10b) Patency should be established using a No. 25K to 30K file 79
(FIG. 10c). the resulting shape of the apical foramen is stepwise
shoulder 38 (FIG. 10d) [0075] 2. After rinsing and drying the root
canal, ablating device 50 (or 50'), with its Nitinol working
filament 54 still contained and hidden within the Nitinol sleeve
52, is inserted to the working length (FIG. 10e). [0076] 3. The
sleeve is fixed to the tooth and stabilized by placing a protective
cover 70 (FIG. 8) over the tooth 71 (FIG. 9), to cover the opening
previously formed through its crown leading to the root canal to be
treated, and applying a glob of adhesive 74 over the outer surface
of the protective cover and the sleeve. A viscous adhesive, such as
glass ionomer composite, is used such that it assumes a
semi-spherical shape, having a thickness of 1-2 mm at its center,
and flows by surface tension in spaces between the radiating tabs
73. The adhesive used may be a settable dental adhesive, e.g.,
settable by ultraviolet light (FIG. 10e). As indicated earlier,
such an arrangement fixes the sheath of the ablating device to the
tooth without danger of clogging the root canal with the adhesive.
[0077] 4. The Nitinol filament 54 is then attached to the
speed-controlled contra-angle handpiece 75. [0078] 5. While holding
the handpiece gently, the user pushes the Nitinol filament 54
through the stabilized sleeve 52 and through the apical foramen
into the periapical lesion 30 (FIG. 10f). When the distal curved
ends 52a, 52b of Nitinol filament 52 are out of the sleeve, the
filament is easily moved back and forth, allowing the operator to
know it has emerged from its sleeve. [0079] 6. The filament 54 is
rotated at a speed of 200-300 rpm while the filament is moved with
in and out movements of 1-2 mm, for 30-60 seconds. The extent of
the in and out movements can be judged from the distance between
the coronal end of the sleeve and the handpiece. A rubber stopper
placed on the rotating part may help this judgment. [0080] 7. The
coronal fixation is then gently removed by breaking off the
adhesive, and removing the protective cover from the tooth and the
ablating device 50 out of the root canal (FIG. 10g). [0081] 8. The
root canal may then be rinsed with saline solution or distilled
water using a small diameter (30-gauge or thinner) needle, inserted
through the apex, such that some of the debris is flushed out with
the back-flow. [0082] 9. Ablating device 60 (FIGS. 5a-5d) is then
measured and its polymer filament 64 is cut to the proper length.
Its curved protruding end 64a should be 1-3 mm longer than the
estimated diameter of the treated periapical lesion 30. [0083] 10.

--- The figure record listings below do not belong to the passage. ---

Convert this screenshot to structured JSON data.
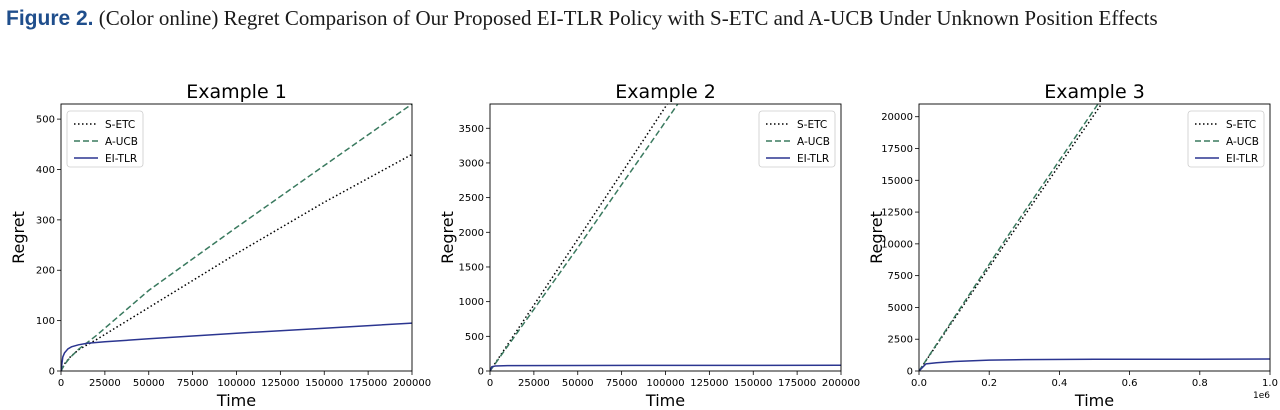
{
  "caption": {
    "label": "Figure 2.",
    "text": "(Color online) Regret Comparison of Our Proposed EI-TLR Policy with S-ETC and A-UCB Under Unknown Position Effects"
  },
  "colors": {
    "S-ETC": "#000000",
    "A-UCB": "#3a7a5f",
    "EI-TLR": "#2b3590",
    "caption_label": "#1f4e8c"
  },
  "chart_data": [
    {
      "type": "line",
      "title": "Example 1",
      "xlabel": "Time",
      "ylabel": "Regret",
      "xlim": [
        0,
        200000
      ],
      "ylim": [
        0,
        530
      ],
      "xticks": [
        0,
        25000,
        50000,
        75000,
        100000,
        125000,
        150000,
        175000,
        200000
      ],
      "xtick_labels": [
        "0",
        "25000",
        "50000",
        "75000",
        "100000",
        "125000",
        "150000",
        "175000",
        "200000"
      ],
      "yticks": [
        0,
        100,
        200,
        300,
        400,
        500
      ],
      "ytick_labels": [
        "0",
        "100",
        "200",
        "300",
        "400",
        "500"
      ],
      "x_multiplier": "",
      "legend_position": "top-left",
      "series": [
        {
          "name": "S-ETC",
          "style": "dotted",
          "x": [
            0,
            2000,
            5000,
            10000,
            20000,
            50000,
            100000,
            150000,
            200000
          ],
          "y": [
            0,
            14,
            27,
            42,
            62,
            126,
            233,
            335,
            430
          ]
        },
        {
          "name": "A-UCB",
          "style": "dashed",
          "x": [
            0,
            2000,
            5000,
            10000,
            20000,
            50000,
            100000,
            150000,
            200000
          ],
          "y": [
            0,
            13,
            26,
            43,
            70,
            160,
            285,
            408,
            530
          ]
        },
        {
          "name": "EI-TLR",
          "style": "solid",
          "x": [
            0,
            1000,
            2000,
            4000,
            6000,
            10000,
            15000,
            25000,
            50000,
            100000,
            150000,
            200000
          ],
          "y": [
            0,
            28,
            36,
            44,
            48,
            52,
            55,
            58,
            64,
            75,
            85,
            95
          ]
        }
      ]
    },
    {
      "type": "line",
      "title": "Example 2",
      "xlabel": "Time",
      "ylabel": "Regret",
      "xlim": [
        0,
        200000
      ],
      "ylim": [
        0,
        3850
      ],
      "xticks": [
        0,
        25000,
        50000,
        75000,
        100000,
        125000,
        150000,
        175000,
        200000
      ],
      "xtick_labels": [
        "0",
        "25000",
        "50000",
        "75000",
        "100000",
        "125000",
        "150000",
        "175000",
        "200000"
      ],
      "yticks": [
        0,
        500,
        1000,
        1500,
        2000,
        2500,
        3000,
        3500
      ],
      "ytick_labels": [
        "0",
        "500",
        "1000",
        "1500",
        "2000",
        "2500",
        "3000",
        "3500"
      ],
      "x_multiplier": "",
      "legend_position": "top-right",
      "series": [
        {
          "name": "S-ETC",
          "style": "dotted",
          "x": [
            0,
            50000,
            101000
          ],
          "y": [
            0,
            1900,
            3850
          ]
        },
        {
          "name": "A-UCB",
          "style": "dashed",
          "x": [
            0,
            50000,
            107000
          ],
          "y": [
            0,
            1780,
            3850
          ]
        },
        {
          "name": "EI-TLR",
          "style": "solid",
          "x": [
            0,
            1000,
            3000,
            10000,
            50000,
            100000,
            200000
          ],
          "y": [
            0,
            60,
            72,
            78,
            80,
            81,
            82
          ]
        }
      ]
    },
    {
      "type": "line",
      "title": "Example 3",
      "xlabel": "Time",
      "ylabel": "Regret",
      "xlim": [
        0,
        1
      ],
      "ylim": [
        0,
        21000
      ],
      "xticks": [
        0,
        0.2,
        0.4,
        0.6,
        0.8,
        1.0
      ],
      "xtick_labels": [
        "0.0",
        "0.2",
        "0.4",
        "0.6",
        "0.8",
        "1.0"
      ],
      "yticks": [
        0,
        2500,
        5000,
        7500,
        10000,
        12500,
        15000,
        17500,
        20000
      ],
      "ytick_labels": [
        "0",
        "2500",
        "5000",
        "7500",
        "10000",
        "12500",
        "15000",
        "17500",
        "20000"
      ],
      "x_multiplier": "1e6",
      "legend_position": "top-right",
      "series": [
        {
          "name": "S-ETC",
          "style": "dotted",
          "x": [
            0,
            0.25,
            0.52
          ],
          "y": [
            0,
            10200,
            21000
          ]
        },
        {
          "name": "A-UCB",
          "style": "dashed",
          "x": [
            0,
            0.25,
            0.51
          ],
          "y": [
            0,
            10500,
            21000
          ]
        },
        {
          "name": "EI-TLR",
          "style": "solid",
          "x": [
            0,
            0.02,
            0.05,
            0.1,
            0.2,
            0.3,
            0.5,
            0.8,
            1.0
          ],
          "y": [
            0,
            560,
            650,
            750,
            860,
            900,
            920,
            930,
            940
          ]
        }
      ]
    }
  ]
}
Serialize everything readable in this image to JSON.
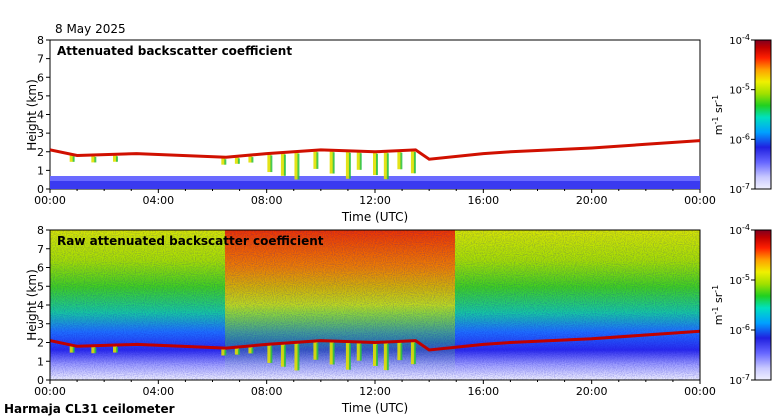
{
  "date_label": "8 May 2025",
  "footer_label": "Harmaja CL31 ceilometer",
  "colors": {
    "background": "#ffffff",
    "axis": "#000000",
    "scale": [
      "#f0f0ff",
      "#c8c8ff",
      "#6666ff",
      "#2020e0",
      "#00a0ff",
      "#00e0c0",
      "#20d020",
      "#a0e000",
      "#f0f000",
      "#ffa000",
      "#ff2000",
      "#c00000",
      "#800020"
    ]
  },
  "chart_data": [
    {
      "type": "heatmap",
      "title": "Attenuated backscatter coefficient",
      "xlabel": "Time (UTC)",
      "ylabel": "Height (km)",
      "xlim": [
        0,
        24
      ],
      "ylim": [
        0,
        8
      ],
      "x_ticks": [
        "00:00",
        "04:00",
        "08:00",
        "12:00",
        "16:00",
        "20:00",
        "00:00"
      ],
      "x_tick_values": [
        0,
        4,
        8,
        12,
        16,
        20,
        24
      ],
      "y_ticks": [
        "0",
        "1",
        "2",
        "3",
        "4",
        "5",
        "6",
        "7",
        "8"
      ],
      "colorbar": {
        "label": "m-1 sr-1",
        "ticks": [
          "10-4",
          "10-5",
          "10-6",
          "10-7"
        ]
      },
      "cloud_layer": {
        "time": [
          0.0,
          1.0,
          3.2,
          6.5,
          8.0,
          10.0,
          12.0,
          13.5,
          14.0,
          16.0,
          17.0,
          20.0,
          22.0,
          24.0
        ],
        "height_km": [
          2.1,
          1.8,
          1.9,
          1.7,
          1.9,
          2.1,
          2.0,
          2.1,
          1.6,
          1.9,
          2.0,
          2.2,
          2.4,
          2.6
        ]
      }
    },
    {
      "type": "heatmap",
      "title": "Raw attenuated backscatter coefficient",
      "xlabel": "Time (UTC)",
      "ylabel": "Height (km)",
      "xlim": [
        0,
        24
      ],
      "ylim": [
        0,
        8
      ],
      "x_ticks": [
        "00:00",
        "04:00",
        "08:00",
        "12:00",
        "16:00",
        "20:00",
        "00:00"
      ],
      "x_tick_values": [
        0,
        4,
        8,
        12,
        16,
        20,
        24
      ],
      "y_ticks": [
        "0",
        "1",
        "2",
        "3",
        "4",
        "5",
        "6",
        "7",
        "8"
      ],
      "colorbar": {
        "label": "m-1 sr-1",
        "ticks": [
          "10-4",
          "10-5",
          "10-6",
          "10-7"
        ]
      },
      "cloud_layer": {
        "time": [
          0.0,
          1.0,
          3.2,
          6.5,
          8.0,
          10.0,
          12.0,
          13.5,
          14.0,
          16.0,
          17.0,
          20.0,
          22.0,
          24.0
        ],
        "height_km": [
          2.1,
          1.8,
          1.9,
          1.7,
          1.9,
          2.1,
          2.0,
          2.1,
          1.6,
          1.9,
          2.0,
          2.2,
          2.4,
          2.6
        ]
      }
    }
  ]
}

Ablating device 60 is then attached to the handpiece and gently
inserted into the root canal, until its metal sleeve 62 reaches the
apical stop, while its polymer filament 64 slides through the
apical foramen and into the roughly minced periapical lesion 36a
(FIG. 10h). [0084] 11. Ablating device 60 is then rotated at
15,000-50,000 rpm, for 20-60 seconds, with slight in and out
motion, and then taken out of the root canal. [0085] 12. The finely
minced content of the periapical crypt 36b is then rinsed out with
copious amounts of normal saline solution or distilled water, using
a 30-32 G needle 76 attached to a syringe 80 (FIG. 10i). [0086] 13.

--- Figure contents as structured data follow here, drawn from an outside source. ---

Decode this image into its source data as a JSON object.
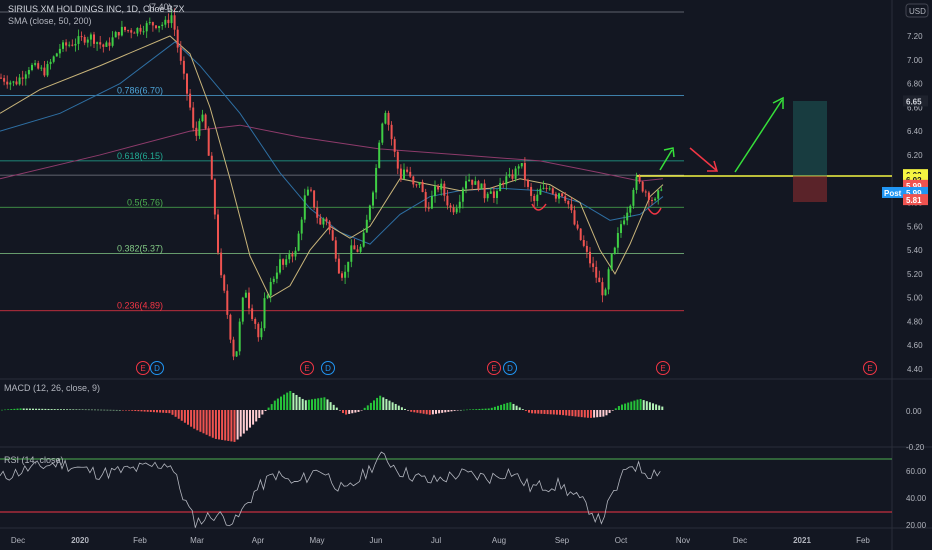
{
  "header": {
    "symbol": "SIRIUS XM HOLDINGS INC, 1D, Cboe BZX",
    "high_marker": "(7.40)",
    "sma": "SMA (close, 50, 200)",
    "currency": "USD"
  },
  "price_axis": {
    "ticks": [
      "7.20",
      "7.00",
      "6.80",
      "6.60",
      "6.40",
      "6.20",
      "6.00",
      "5.80",
      "5.60",
      "5.40",
      "5.20",
      "5.00",
      "4.80",
      "4.60",
      "4.40"
    ],
    "tags": [
      {
        "text": "6.65",
        "bg": "#1e222d",
        "fg": "#d1d4dc",
        "value": 6.65
      },
      {
        "text": "6.03",
        "bg": "#f5f542",
        "fg": "#131722",
        "value": 6.03
      },
      {
        "text": "6.02",
        "bg": "#f5f542",
        "fg": "#131722",
        "value": 5.99
      },
      {
        "text": "5.99",
        "bg": "#ef5350",
        "fg": "#ffffff",
        "value": 5.94
      },
      {
        "text": "5.99",
        "bg": "#2196f3",
        "fg": "#ffffff",
        "value": 5.88
      },
      {
        "text": "5.81",
        "bg": "#ef5350",
        "fg": "#ffffff",
        "value": 5.82
      }
    ],
    "post_label": "Post"
  },
  "fib": [
    {
      "label": "0.786(6.70)",
      "value": 6.7,
      "color": "#4ea5d9"
    },
    {
      "label": "0.618(6.15)",
      "value": 6.15,
      "color": "#22ab94"
    },
    {
      "label": "0.5(5.76)",
      "value": 5.76,
      "color": "#4caf50"
    },
    {
      "label": "0.382(5.37)",
      "value": 5.37,
      "color": "#81c784"
    },
    {
      "label": "0.236(4.89)",
      "value": 4.89,
      "color": "#f23645"
    }
  ],
  "events": [
    {
      "t": "E",
      "color": "#f23645",
      "x": 143
    },
    {
      "t": "D",
      "color": "#2196f3",
      "x": 157
    },
    {
      "t": "E",
      "color": "#f23645",
      "x": 307
    },
    {
      "t": "D",
      "color": "#2196f3",
      "x": 328
    },
    {
      "t": "E",
      "color": "#f23645",
      "x": 494
    },
    {
      "t": "D",
      "color": "#2196f3",
      "x": 510
    },
    {
      "t": "E",
      "color": "#f23645",
      "x": 663
    },
    {
      "t": "E",
      "color": "#f23645",
      "x": 870
    }
  ],
  "macd": {
    "label": "MACD (12, 26, close, 9)",
    "ticks": [
      "0.00",
      "-0.20"
    ]
  },
  "rsi": {
    "label": "RSI (14, close)",
    "ticks": [
      "60.00",
      "40.00",
      "20.00"
    ]
  },
  "time_axis": [
    "Dec",
    "2020",
    "Feb",
    "Mar",
    "Apr",
    "May",
    "Jun",
    "Jul",
    "Aug",
    "Sep",
    "Oct",
    "Nov",
    "Dec",
    "2021",
    "Feb"
  ],
  "chart_data": {
    "type": "candlestick",
    "title": "SIRIUS XM HOLDINGS INC, 1D, Cboe BZX",
    "ylim": [
      4.35,
      7.45
    ],
    "anchors": [
      [
        0,
        6.85
      ],
      [
        15,
        6.8
      ],
      [
        30,
        6.95
      ],
      [
        45,
        6.9
      ],
      [
        60,
        7.1
      ],
      [
        75,
        7.15
      ],
      [
        90,
        7.2
      ],
      [
        105,
        7.1
      ],
      [
        120,
        7.25
      ],
      [
        135,
        7.25
      ],
      [
        150,
        7.3
      ],
      [
        165,
        7.3
      ],
      [
        172,
        7.38
      ],
      [
        180,
        7.0
      ],
      [
        185,
        6.8
      ],
      [
        190,
        6.6
      ],
      [
        195,
        6.3
      ],
      [
        200,
        6.55
      ],
      [
        205,
        6.45
      ],
      [
        210,
        6.1
      ],
      [
        215,
        5.7
      ],
      [
        220,
        5.2
      ],
      [
        225,
        5.0
      ],
      [
        230,
        4.7
      ],
      [
        235,
        4.45
      ],
      [
        240,
        4.8
      ],
      [
        245,
        5.1
      ],
      [
        250,
        4.9
      ],
      [
        255,
        4.8
      ],
      [
        260,
        4.6
      ],
      [
        265,
        5.0
      ],
      [
        270,
        5.1
      ],
      [
        275,
        5.2
      ],
      [
        280,
        5.3
      ],
      [
        285,
        5.25
      ],
      [
        290,
        5.4
      ],
      [
        295,
        5.35
      ],
      [
        300,
        5.6
      ],
      [
        305,
        5.85
      ],
      [
        310,
        5.9
      ],
      [
        315,
        5.75
      ],
      [
        320,
        5.6
      ],
      [
        325,
        5.7
      ],
      [
        330,
        5.55
      ],
      [
        335,
        5.4
      ],
      [
        340,
        5.2
      ],
      [
        345,
        5.2
      ],
      [
        350,
        5.4
      ],
      [
        355,
        5.4
      ],
      [
        360,
        5.4
      ],
      [
        365,
        5.55
      ],
      [
        370,
        5.8
      ],
      [
        375,
        6.0
      ],
      [
        380,
        6.4
      ],
      [
        385,
        6.6
      ],
      [
        390,
        6.4
      ],
      [
        395,
        6.2
      ],
      [
        400,
        6.0
      ],
      [
        405,
        6.1
      ],
      [
        410,
        6.0
      ],
      [
        415,
        5.9
      ],
      [
        420,
        6.0
      ],
      [
        425,
        5.75
      ],
      [
        430,
        5.8
      ],
      [
        435,
        5.9
      ],
      [
        440,
        5.95
      ],
      [
        445,
        5.85
      ],
      [
        450,
        5.75
      ],
      [
        455,
        5.75
      ],
      [
        460,
        5.85
      ],
      [
        465,
        6.0
      ],
      [
        470,
        6.0
      ],
      [
        475,
        5.95
      ],
      [
        480,
        5.95
      ],
      [
        485,
        5.85
      ],
      [
        490,
        5.95
      ],
      [
        495,
        5.8
      ],
      [
        500,
        5.95
      ],
      [
        505,
        6.0
      ],
      [
        510,
        6.0
      ],
      [
        515,
        6.05
      ],
      [
        520,
        6.15
      ],
      [
        525,
        6.0
      ],
      [
        530,
        5.85
      ],
      [
        535,
        5.8
      ],
      [
        540,
        5.9
      ],
      [
        545,
        5.9
      ],
      [
        550,
        5.95
      ],
      [
        555,
        5.85
      ],
      [
        560,
        5.9
      ],
      [
        565,
        5.85
      ],
      [
        570,
        5.75
      ],
      [
        575,
        5.6
      ],
      [
        580,
        5.5
      ],
      [
        585,
        5.4
      ],
      [
        590,
        5.3
      ],
      [
        595,
        5.2
      ],
      [
        600,
        5.1
      ],
      [
        605,
        5.0
      ],
      [
        610,
        5.3
      ],
      [
        615,
        5.4
      ],
      [
        620,
        5.6
      ],
      [
        625,
        5.7
      ],
      [
        630,
        5.8
      ],
      [
        635,
        6.0
      ],
      [
        640,
        5.95
      ],
      [
        645,
        5.9
      ],
      [
        650,
        5.85
      ],
      [
        655,
        5.8
      ],
      [
        660,
        5.9
      ],
      [
        663,
        6.0
      ]
    ],
    "sma50": [
      [
        0,
        6.55
      ],
      [
        40,
        6.75
      ],
      [
        100,
        6.95
      ],
      [
        170,
        7.2
      ],
      [
        190,
        7.05
      ],
      [
        210,
        6.6
      ],
      [
        230,
        6.0
      ],
      [
        250,
        5.35
      ],
      [
        270,
        5.0
      ],
      [
        290,
        5.1
      ],
      [
        310,
        5.4
      ],
      [
        330,
        5.6
      ],
      [
        350,
        5.5
      ],
      [
        370,
        5.6
      ],
      [
        400,
        6.0
      ],
      [
        430,
        5.95
      ],
      [
        460,
        5.9
      ],
      [
        490,
        5.92
      ],
      [
        520,
        6.0
      ],
      [
        550,
        5.95
      ],
      [
        580,
        5.8
      ],
      [
        600,
        5.4
      ],
      [
        615,
        5.2
      ],
      [
        630,
        5.45
      ],
      [
        650,
        5.85
      ],
      [
        663,
        5.95
      ]
    ],
    "sma200": [
      [
        0,
        6.4
      ],
      [
        60,
        6.55
      ],
      [
        120,
        6.8
      ],
      [
        175,
        7.15
      ],
      [
        200,
        6.95
      ],
      [
        240,
        6.55
      ],
      [
        280,
        6.05
      ],
      [
        310,
        5.75
      ],
      [
        340,
        5.55
      ],
      [
        370,
        5.45
      ],
      [
        400,
        5.7
      ],
      [
        430,
        5.85
      ],
      [
        460,
        5.9
      ],
      [
        500,
        5.92
      ],
      [
        540,
        5.9
      ],
      [
        580,
        5.8
      ],
      [
        610,
        5.65
      ],
      [
        640,
        5.7
      ],
      [
        663,
        5.85
      ]
    ],
    "sma_long": [
      [
        0,
        6.0
      ],
      [
        100,
        6.2
      ],
      [
        190,
        6.4
      ],
      [
        240,
        6.45
      ],
      [
        300,
        6.35
      ],
      [
        380,
        6.25
      ],
      [
        460,
        6.2
      ],
      [
        540,
        6.15
      ],
      [
        600,
        6.05
      ],
      [
        640,
        5.98
      ],
      [
        663,
        6.0
      ]
    ]
  }
}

The root canal is then dried, using paper points (FIG. 10j),
followed by root canal obturation 32a (FIG. 10j). [0087] 14. Within
several months (2-6), the bone around the bony crypt grows into the
empty space 36c, resulting in full recovery (FIG. 10k).
[0088] While the invention has been described above with respect to
several preferred embodiments, it will be appreciated that these
are set forth merely for purposes of example. Thus, as indicated
earlier, instead of using rotary ablating devices, other techniques
can be used, such as diathermy, liquid nitrogen, ultraviolet light,
or laser light, for accessing and removing the dental periapical
lesions via the root canal. Many other variations, modifications
and applications of the invention will be apparent.